Seizing the emergency powers he had granted himself only a day earlier, Mr Yeltsin clamped the city under a night-time curfew and issued decrees closing down his extremist opponents' newspapers and banning their political organisations.

Alexander Rutskoi, Ruslan Khasbulatov and other White House leaders were all captured alive, driven away in a bus under armed guard, imprisoned at the Lefortovo Prison, notorious for its associations with Stalin's Great Terror, and threatened with prosecution for treason.

There could be no doubt that President Yeltsin had won, if victory it still is after a day of violence far worse than anything seen in Moscow at the time of the 1917 Bolshevik revolution. He had smashed what, in a brief pre-recorded television address aired at the start of the assault, he called a 'Communist-fascist mutiny'. Moscow had been saved, supporters said, from a second October revolution. And, with the world's second most powerful military showing no signs of serious division, the world seemed saved, for now at least, from the nightmare of civil war in a country with 10,000 nuclear warheads, a spectre raised on Sunday when demonstrators burst police lines, turning 11 days of confrontation between president and parliament into a clash of arms.

But last night there was still danger enough in the streets of Moscow. Fires raged out of control at the White House, the battered parliament building pounded into submission by a barrage of fire from government tanks and machine guns - watched by Muscovites lining the Kalinin Bridge - and then torched by its fleeing garrison. Tracer fire arched above high-rise office blocks along Novy Arbat, machine guns chattered near the Stalin skyscraper of the foreign ministry, and snipers aimed at pedestrians near the American embassy.

Rebels launched a brief attack on the Moscow's main television studio last night, but it was far less threatening than an assault on Sunday night that left 62 dead. Television studios were also a target in St Peterburg, where some 1,000 anti-Yeltsin demonstrators demanded air time.

Several newspapers, including Pravda and the far-right weekly Den, were ordered closed, though editors said they expected the ban to be temporary. Fighting raged at dusk yesterday around one of Moscow's main printing presses, run by Moskovsky Komsomolets newspaper. Mr Yeltsin also declared illegal the 'red-brown' National Salvation Front, the Russian Communist Party, the neo- fascist Pamyat and the Officers' Union, an assembly of embittered retired or sacked Soviet officers.

There was sporadic gunfire at the White House itself, where Itar-Tass news agency said 300 fighters had refused to join a mass exodus and would fight on despite the surrender of their leaders, Mr Rutskoi, Mr Khasbulatov, the parliament's self-styled Defence Minister Vladislav Achalov and their militia chief, Albert Makashov. By early this morning, though, nearly all seemed to have fled and were being hunted down by government forces.
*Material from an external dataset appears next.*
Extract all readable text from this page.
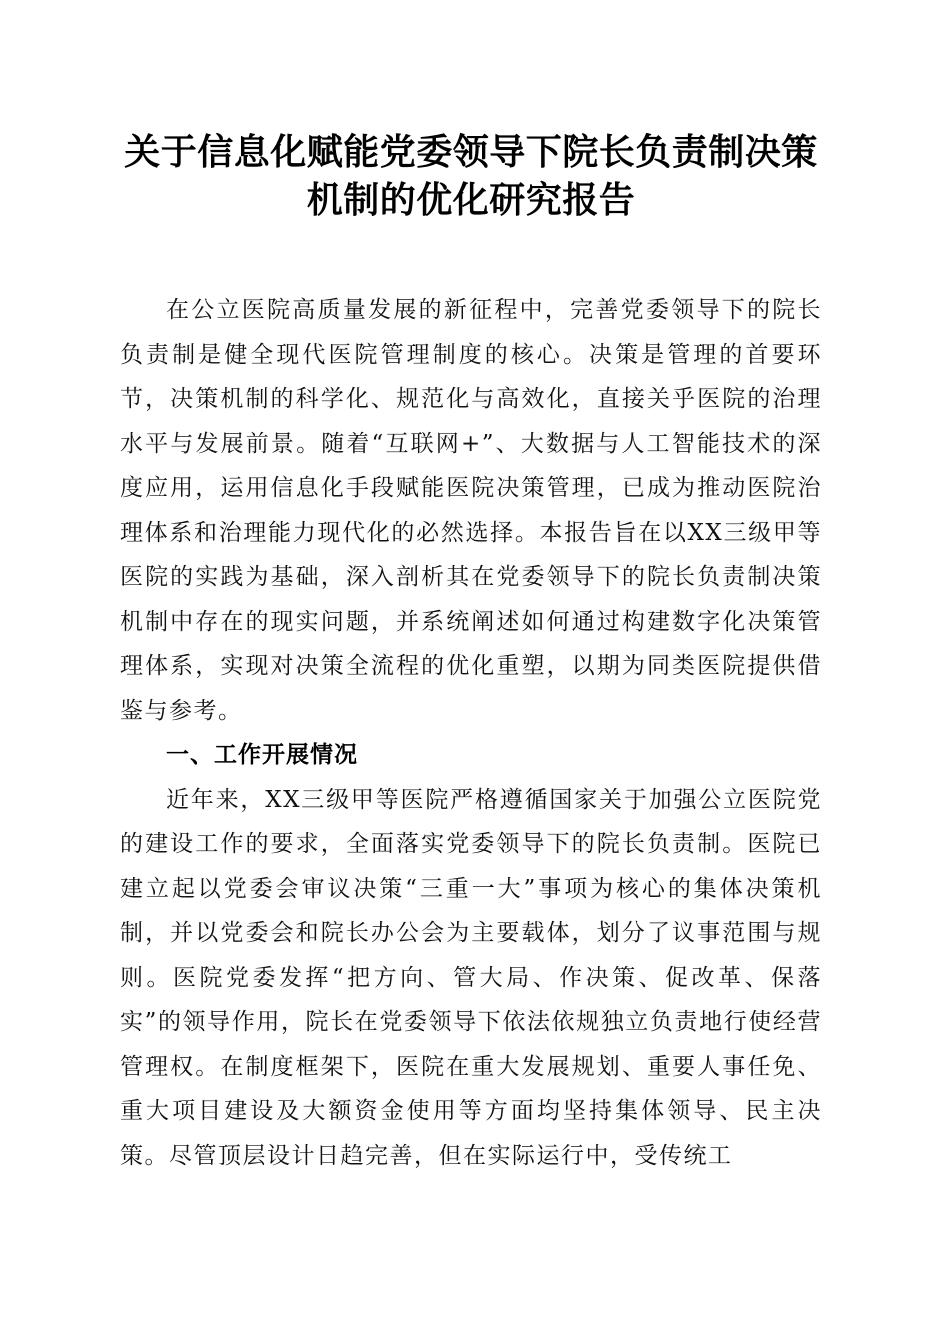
关于信息化赋能党委领导下院长负责制决策机制的优化研究报告

在公立医院高质量发展的新征程中，完善党委领导下的院长负责制是健全现代医院管理制度的核心。决策是管理的首要环节，决策机制的科学化、规范化与高效化，直接关乎医院的治理水平与发展前景。随着“互联网+”、大数据与人工智能技术的深度应用，运用信息化手段赋能医院决策管理，已成为推动医院治理体系和治理能力现代化的必然选择。本报告旨在以XX三级甲等医院的实践为基础，深入剖析其在党委领导下的院长负责制决策机制中存在的现实问题，并系统阐述如何通过构建数字化决策管理体系，实现对决策全流程的优化重塑，以期为同类医院提供借鉴与参考。

一、工作开展情况

近年来，XX三级甲等医院严格遵循国家关于加强公立医院党的建设工作的要求，全面落实党委领导下的院长负责制。医院已建立起以党委会审议决策“三重一大”事项为核心的集体决策机制，并以党委会和院长办公会为主要载体，划分了议事范围与规则。医院党委发挥“把方向、管大局、作决策、促改革、保落实”的领导作用，院长在党委领导下依法依规独立负责地行使经营管理权。在制度框架下，医院在重大发展规划、重要人事任免、重大项目建设及大额资金使用等方面均坚持集体领导、民主决策。尽管顶层设计日趋完善，但在实际运行中，受传统工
Mr Yeltsin's aides emphasised elections - not a crackdown. Elections in December for a new legislature lie at the heart of the turmoil. They were ordered by Mr Yeltsin in a decree which he himself conceded was unconstitutional and his opponents condemned as tantamount to a coup but which the Kremlin said was necessary to break the 18-month political standoff with the Soviet-era legislature.